Desde muy temprano Mónica Bengoa ha abocado su trabajo al estudio de la fotografía. Incluso antes de egresar de la Escuela de Arte de la Universidad Católica, la imagen fotográfica tomaba un lugar medular en sus propuestas y reflexiones artísticas. Aunque estas investigaciones han incluido una diversidad de preguntas, métodos y propuestas visuales –tal como puede observarse en las obras que componen esta retrospectiva– ha sido un aspecto particular el que ha “comandado” sus pesquisas y sobre el cual la artista ha vuelto de manera recurrente en buena parte de su producción, esto es, la intransitividad de la imagen fotográfica. Dicha “intransitividad” se refiere principalmente a la superación de aquella mirada que frente a una foto se dirige a saciar el deseo de “inmediatez” –en palabras de Bolter y Grusin (2000)–, buscando el reconocimiento del referente, de los objetos y figuras allí representados –el “studium” barthesiano– y obviando su carácter mediado[1].

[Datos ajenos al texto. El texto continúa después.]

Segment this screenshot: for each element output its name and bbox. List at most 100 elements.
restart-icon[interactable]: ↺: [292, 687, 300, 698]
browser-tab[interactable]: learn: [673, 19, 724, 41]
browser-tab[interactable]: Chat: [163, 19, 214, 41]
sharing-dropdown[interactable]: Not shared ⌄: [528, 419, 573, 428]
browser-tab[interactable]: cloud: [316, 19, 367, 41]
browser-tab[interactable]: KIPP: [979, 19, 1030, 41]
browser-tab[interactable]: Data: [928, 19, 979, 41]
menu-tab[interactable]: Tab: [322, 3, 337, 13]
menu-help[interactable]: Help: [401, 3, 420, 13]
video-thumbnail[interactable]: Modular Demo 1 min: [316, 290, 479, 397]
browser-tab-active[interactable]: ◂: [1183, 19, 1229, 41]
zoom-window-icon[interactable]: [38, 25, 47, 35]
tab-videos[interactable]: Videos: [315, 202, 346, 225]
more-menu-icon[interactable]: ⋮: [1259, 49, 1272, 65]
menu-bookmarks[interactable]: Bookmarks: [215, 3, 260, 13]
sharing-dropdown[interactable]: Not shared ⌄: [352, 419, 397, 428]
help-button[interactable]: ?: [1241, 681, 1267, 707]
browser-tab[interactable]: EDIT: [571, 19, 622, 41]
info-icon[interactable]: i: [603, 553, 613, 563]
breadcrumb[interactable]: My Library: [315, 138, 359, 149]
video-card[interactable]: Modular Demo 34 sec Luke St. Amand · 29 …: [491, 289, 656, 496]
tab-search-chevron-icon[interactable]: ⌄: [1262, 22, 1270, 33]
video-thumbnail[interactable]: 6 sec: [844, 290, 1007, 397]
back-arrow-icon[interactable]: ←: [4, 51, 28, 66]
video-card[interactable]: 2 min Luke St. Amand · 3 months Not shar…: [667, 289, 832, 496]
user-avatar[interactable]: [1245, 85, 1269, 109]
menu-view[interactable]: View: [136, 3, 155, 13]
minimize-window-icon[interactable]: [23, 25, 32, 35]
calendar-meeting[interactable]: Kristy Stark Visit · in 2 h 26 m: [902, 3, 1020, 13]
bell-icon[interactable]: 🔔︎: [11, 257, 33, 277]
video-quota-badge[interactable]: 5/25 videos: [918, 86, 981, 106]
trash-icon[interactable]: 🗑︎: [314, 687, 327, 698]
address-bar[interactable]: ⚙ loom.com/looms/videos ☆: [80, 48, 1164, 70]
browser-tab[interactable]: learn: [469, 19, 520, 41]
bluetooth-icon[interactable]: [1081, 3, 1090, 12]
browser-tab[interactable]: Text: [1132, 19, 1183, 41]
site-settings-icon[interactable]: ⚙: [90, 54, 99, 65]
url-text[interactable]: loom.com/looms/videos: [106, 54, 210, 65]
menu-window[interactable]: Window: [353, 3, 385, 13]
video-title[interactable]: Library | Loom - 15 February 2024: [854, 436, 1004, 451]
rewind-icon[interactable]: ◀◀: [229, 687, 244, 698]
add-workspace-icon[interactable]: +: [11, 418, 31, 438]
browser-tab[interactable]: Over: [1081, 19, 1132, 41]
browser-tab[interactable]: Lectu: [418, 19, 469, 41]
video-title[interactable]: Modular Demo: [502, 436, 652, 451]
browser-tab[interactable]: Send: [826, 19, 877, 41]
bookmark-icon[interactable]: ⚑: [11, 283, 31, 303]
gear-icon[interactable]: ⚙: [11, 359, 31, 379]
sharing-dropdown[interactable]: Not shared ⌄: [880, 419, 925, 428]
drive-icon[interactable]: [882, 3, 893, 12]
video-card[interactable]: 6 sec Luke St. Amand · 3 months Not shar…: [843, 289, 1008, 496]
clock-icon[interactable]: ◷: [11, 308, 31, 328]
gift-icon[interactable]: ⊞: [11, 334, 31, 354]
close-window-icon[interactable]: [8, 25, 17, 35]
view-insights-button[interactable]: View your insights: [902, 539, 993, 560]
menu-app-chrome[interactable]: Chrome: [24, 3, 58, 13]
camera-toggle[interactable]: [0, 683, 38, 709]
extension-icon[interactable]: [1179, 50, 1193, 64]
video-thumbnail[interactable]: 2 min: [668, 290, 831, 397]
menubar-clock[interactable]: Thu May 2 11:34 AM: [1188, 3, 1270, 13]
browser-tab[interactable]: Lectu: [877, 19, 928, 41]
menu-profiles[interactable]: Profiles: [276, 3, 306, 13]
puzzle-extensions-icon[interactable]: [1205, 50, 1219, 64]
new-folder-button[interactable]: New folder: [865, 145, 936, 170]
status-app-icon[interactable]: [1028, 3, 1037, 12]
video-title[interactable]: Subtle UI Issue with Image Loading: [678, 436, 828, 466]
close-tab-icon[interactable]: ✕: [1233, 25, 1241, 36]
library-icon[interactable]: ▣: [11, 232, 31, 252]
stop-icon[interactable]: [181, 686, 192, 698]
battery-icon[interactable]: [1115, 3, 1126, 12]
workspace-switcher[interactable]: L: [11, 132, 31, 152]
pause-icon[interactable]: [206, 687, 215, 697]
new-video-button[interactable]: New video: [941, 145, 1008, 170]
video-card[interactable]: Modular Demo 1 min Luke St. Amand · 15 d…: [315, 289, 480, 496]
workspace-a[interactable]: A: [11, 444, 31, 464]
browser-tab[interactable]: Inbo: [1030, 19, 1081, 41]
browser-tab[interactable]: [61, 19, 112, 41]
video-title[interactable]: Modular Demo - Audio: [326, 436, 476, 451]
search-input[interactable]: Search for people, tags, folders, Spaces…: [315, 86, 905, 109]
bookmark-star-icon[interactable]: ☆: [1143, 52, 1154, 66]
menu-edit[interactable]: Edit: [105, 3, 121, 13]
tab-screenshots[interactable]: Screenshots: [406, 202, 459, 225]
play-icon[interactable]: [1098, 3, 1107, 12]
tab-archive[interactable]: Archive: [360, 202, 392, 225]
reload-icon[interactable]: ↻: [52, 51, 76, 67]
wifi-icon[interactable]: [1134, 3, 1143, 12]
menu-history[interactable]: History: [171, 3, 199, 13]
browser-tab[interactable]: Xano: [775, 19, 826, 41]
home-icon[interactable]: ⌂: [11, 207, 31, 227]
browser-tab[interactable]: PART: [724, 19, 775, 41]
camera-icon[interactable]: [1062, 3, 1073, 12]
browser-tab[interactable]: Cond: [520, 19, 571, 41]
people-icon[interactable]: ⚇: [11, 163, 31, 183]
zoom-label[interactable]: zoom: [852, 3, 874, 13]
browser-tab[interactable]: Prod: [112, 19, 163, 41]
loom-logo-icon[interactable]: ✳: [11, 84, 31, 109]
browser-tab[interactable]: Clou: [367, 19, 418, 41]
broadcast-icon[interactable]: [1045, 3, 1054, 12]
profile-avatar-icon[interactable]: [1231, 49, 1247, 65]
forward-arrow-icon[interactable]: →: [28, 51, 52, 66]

En sus indagaciones tempranas, Bengoa reflexionó en torno al problema de la “intransitividad” buscando en la propia imagen fotográfica aquello que pusiera a la “vista” la condición significante del medio, sin por ello suprimir el motivo o el componente referencial. Esto puede observarse, por ejemplo, en 203 fotografías (1998), donde los propios elementos representados (segmentos, pliegues y marcas corporales) aluden a texturas, formas, tonalidades, encuadres que invitan a observar y pensar la fotografía como forma de representación –y no como mera huella– de la realidad. Por su parte, en la obra en vigilia (1999), la proliferación de fotos reiteradamente similares gatilla el olvido del tema u objeto de la imagen (cotidiano, familiar, recurrente) a favor de las observaciones sobre la variación cromática y tonal, los cambios casi imperceptibles en los ángulos de captura, los diferentes escorzos y formas que allí comparecen. Estos ejercicios también pensaron los formatos y la disposición espacial de la fotografía, su montaje, yuxtaposición y expansión fuera del límite de la sala (en el caso de Tríptico en Santiago, 2000) como métodos para la investigación del medio. Asimismo, en los trabajos de Bengoa la fotografía escudriñó sus propios límites al ponerse en tensión –sin combinarse– con otros medios como la pintura, el dibujo y el grabado, y también con cuestiones relativas a la forma en volumen.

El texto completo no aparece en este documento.